Con todo, Playtest no trata sobre videojuegos. Ni siquiera hacia donde pueden llevarnos en el futuro. Tal vez sí pueda leerse como un tratado narratológico, pero sólo en la medida que cualquier narración estructuralmente compleja lo es. Su subtexto va más allá de su paratexto. Y es que el episodio, en última instancia, trata sobre algo más abstracto.
En el fondo trata sobre la imposibilidad de la comunicación. Nuestra dificultad para tratar con los demás en tanto vivimos encerrados en nuestras propias mentes, comunicándonos con lenguajes y actos imperfectos. Aquí no hay ningún terror ante el auge tecnológico o cómo nos acabaran fagocitando las máquinas —algo de lo que, además, nunca ha pecado Black Mirror; Charlie Brooker es un ludita, pero por escéptico, no porque quiera destruir los telares — , sino cómo no saber cómo hablar con las personas a las que queremos puede acabar llevándonos a la destrucción de nuestra propia psique. A una represión asesina.
El protagonista, Cooper (o Koopa, si nos ponemos sardónicos), no se encuentra ante una situación peligrosa a causa de una tecnología que le ha sido impuesta, sino por su propia incapacidad para lidiar con los demás. Para comunicarse con su madre. Para ser asertivo, para pedir ayuda, para no intentar huir de los problemas sumergiéndose más profundo en ellos. De ahí también que sea un completo imbécil. Se hace mochilero no porque quiera conocer mundo o vivir aventuras, sino porque es el modo más efectivo de aplazar lo inevitable, de hablar con su madre. Porque esa, y no otra, es la única verdadera fuente de conflicto de todo el episodio.

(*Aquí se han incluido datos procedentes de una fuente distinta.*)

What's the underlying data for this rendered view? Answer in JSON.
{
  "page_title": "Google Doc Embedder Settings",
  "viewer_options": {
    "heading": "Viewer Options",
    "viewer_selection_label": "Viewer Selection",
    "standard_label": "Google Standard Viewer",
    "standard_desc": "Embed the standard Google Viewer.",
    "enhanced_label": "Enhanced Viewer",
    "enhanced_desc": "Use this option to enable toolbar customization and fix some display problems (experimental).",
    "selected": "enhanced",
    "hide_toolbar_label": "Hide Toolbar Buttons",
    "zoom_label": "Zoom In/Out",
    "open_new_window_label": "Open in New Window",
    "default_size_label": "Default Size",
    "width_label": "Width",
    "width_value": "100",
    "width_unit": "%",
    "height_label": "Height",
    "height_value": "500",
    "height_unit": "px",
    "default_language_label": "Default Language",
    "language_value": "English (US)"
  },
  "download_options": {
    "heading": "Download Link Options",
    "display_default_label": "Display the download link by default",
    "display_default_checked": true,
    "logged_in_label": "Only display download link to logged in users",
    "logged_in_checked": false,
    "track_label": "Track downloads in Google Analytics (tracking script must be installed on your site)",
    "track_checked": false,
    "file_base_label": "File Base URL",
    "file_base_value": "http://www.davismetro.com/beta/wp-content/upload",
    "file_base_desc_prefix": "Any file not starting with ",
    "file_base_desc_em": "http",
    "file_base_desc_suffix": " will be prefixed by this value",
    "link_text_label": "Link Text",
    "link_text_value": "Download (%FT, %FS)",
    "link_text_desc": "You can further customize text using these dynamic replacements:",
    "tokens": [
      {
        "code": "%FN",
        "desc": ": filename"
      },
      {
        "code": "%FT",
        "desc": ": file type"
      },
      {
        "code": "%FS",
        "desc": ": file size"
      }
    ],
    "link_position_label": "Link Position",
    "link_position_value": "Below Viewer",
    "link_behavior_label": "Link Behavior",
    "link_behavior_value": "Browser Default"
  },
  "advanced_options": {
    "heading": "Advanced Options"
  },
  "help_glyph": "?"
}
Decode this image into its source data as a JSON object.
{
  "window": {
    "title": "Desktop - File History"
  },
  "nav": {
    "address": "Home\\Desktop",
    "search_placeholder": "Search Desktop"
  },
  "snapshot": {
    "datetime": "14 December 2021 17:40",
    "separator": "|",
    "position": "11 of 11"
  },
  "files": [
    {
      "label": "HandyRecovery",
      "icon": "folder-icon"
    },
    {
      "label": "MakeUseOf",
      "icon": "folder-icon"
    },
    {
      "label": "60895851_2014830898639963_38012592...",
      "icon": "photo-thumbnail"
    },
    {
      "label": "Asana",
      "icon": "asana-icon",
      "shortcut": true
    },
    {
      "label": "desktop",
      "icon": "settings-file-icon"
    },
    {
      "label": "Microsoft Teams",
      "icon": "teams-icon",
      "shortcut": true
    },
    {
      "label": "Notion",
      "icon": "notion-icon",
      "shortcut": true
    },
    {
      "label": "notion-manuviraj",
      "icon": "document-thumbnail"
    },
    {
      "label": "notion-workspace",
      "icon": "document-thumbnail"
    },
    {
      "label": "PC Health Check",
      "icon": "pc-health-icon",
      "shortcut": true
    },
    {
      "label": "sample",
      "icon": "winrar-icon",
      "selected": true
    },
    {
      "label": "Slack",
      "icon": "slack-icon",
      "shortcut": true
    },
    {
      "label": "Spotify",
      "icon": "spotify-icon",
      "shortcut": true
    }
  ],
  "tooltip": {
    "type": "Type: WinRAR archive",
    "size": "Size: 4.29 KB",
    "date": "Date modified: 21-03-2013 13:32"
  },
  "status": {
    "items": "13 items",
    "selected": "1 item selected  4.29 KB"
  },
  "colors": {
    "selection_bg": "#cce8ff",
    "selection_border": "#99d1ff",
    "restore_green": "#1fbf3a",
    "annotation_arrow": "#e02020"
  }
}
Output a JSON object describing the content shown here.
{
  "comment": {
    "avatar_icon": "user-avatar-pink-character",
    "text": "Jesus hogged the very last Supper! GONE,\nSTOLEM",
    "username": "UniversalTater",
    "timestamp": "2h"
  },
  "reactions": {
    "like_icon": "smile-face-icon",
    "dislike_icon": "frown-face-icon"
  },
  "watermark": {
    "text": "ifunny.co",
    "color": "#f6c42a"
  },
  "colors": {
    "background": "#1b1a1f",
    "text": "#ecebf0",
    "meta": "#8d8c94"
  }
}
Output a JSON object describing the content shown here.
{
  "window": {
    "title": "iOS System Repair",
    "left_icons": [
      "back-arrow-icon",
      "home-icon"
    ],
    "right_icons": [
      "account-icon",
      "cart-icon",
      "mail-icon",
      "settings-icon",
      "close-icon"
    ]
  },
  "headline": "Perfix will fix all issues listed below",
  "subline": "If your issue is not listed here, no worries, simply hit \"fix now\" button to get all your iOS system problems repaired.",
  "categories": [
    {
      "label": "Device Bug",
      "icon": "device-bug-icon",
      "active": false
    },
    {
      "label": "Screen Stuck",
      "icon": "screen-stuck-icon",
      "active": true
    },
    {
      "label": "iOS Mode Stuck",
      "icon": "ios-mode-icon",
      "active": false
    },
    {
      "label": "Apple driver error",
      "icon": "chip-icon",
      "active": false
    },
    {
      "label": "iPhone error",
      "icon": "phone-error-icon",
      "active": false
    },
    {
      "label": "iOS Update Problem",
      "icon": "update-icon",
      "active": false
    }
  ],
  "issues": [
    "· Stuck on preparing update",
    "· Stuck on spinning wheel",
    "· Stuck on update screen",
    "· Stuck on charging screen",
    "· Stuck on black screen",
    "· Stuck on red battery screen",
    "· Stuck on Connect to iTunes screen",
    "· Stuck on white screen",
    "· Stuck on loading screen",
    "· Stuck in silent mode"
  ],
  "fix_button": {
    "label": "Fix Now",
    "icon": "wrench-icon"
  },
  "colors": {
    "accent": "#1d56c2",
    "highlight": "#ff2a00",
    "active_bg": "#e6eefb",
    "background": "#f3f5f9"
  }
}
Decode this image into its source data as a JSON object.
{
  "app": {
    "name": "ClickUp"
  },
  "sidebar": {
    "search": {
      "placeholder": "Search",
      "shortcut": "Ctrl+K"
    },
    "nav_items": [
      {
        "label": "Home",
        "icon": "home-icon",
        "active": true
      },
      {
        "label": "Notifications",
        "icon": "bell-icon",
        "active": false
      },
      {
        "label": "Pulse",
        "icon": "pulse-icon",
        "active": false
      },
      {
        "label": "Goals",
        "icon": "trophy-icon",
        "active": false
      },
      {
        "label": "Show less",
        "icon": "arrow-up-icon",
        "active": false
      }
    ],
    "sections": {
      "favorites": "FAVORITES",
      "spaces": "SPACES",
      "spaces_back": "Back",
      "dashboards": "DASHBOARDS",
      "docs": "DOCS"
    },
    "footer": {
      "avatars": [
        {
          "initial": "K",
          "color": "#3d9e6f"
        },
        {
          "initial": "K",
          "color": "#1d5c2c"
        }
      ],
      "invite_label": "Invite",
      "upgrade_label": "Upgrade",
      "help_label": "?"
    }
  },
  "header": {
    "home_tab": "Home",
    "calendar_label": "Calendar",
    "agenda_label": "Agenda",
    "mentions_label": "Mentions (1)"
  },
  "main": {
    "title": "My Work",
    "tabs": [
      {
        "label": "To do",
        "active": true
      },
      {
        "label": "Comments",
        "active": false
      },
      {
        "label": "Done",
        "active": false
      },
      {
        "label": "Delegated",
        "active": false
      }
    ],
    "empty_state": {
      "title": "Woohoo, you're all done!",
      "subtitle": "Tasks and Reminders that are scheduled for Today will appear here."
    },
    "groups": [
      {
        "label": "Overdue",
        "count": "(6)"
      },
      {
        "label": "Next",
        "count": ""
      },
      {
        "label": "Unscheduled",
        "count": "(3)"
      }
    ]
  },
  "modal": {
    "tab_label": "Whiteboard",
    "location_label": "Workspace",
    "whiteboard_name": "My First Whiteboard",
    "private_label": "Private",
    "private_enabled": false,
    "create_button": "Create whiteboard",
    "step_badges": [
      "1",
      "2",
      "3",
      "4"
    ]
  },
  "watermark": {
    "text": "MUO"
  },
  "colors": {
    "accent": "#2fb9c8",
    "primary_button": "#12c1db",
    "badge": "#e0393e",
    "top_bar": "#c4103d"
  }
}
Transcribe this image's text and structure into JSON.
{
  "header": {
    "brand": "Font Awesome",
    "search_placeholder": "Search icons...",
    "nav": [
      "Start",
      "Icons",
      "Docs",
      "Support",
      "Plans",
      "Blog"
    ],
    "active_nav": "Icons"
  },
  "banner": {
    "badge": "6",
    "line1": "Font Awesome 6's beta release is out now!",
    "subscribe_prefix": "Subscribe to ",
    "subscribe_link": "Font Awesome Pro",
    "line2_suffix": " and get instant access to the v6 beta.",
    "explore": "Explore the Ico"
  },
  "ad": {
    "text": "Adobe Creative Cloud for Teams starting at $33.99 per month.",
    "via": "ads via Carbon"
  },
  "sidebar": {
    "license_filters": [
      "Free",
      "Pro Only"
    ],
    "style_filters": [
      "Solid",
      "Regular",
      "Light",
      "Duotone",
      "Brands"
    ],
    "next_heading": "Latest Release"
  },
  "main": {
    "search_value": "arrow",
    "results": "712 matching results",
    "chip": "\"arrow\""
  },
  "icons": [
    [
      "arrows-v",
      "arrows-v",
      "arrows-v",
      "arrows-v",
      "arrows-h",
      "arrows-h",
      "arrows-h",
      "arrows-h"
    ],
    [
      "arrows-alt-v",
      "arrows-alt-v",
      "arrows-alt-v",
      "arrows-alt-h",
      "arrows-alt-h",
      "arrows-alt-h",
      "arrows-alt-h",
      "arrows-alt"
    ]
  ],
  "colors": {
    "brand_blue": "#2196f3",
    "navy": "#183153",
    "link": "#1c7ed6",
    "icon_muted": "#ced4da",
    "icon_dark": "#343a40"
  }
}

De ahí los giros. Las realidades solapadas. La mente jugando en contra de Cooper, pero también del espectador: el conflicto es lo más evidente, es su incapacidad para lidiar con la muerte de su padre. De hablar de cómo le hace sentir esa situación trágica.
Eso implica que, si bien Playtest puede ser leído en clave tecnológica —algo que ya hicieron antes (y mejor) Los Simpson en Life’s a Glitch, Then You Die—, su fuerza radica en su trasfondo sentimental. Como, aunque lo pretendamos, no podemos jugar a la contra de la programación cerebral con la que hemos sido cableados. Por la experiencia. Por nuestros padres. Por la sociedad. Porque igual que un videojuego tiene patrones, nuestro cerebro también. Y no podemos escapar de ellos. Porque en última instancia, si Cooper no afronta sus problemas, es porque no puede hacerlo; un hombre no llora, un hombre se va a la aventura.
Un hombre, antes que hablar con su madre sobre sus sentimientos, se va a morir al extranjero. Lo hemos visto cientos de veces en la ficción. En los videojuegos. De ahí que el protagonista tuviera que ser un machito idiota: sólo ese arquetipo de hombre moriría antes que hablar sobre sus sentimientos. Ese arquetipo que, lo sepamos o no, somos todos.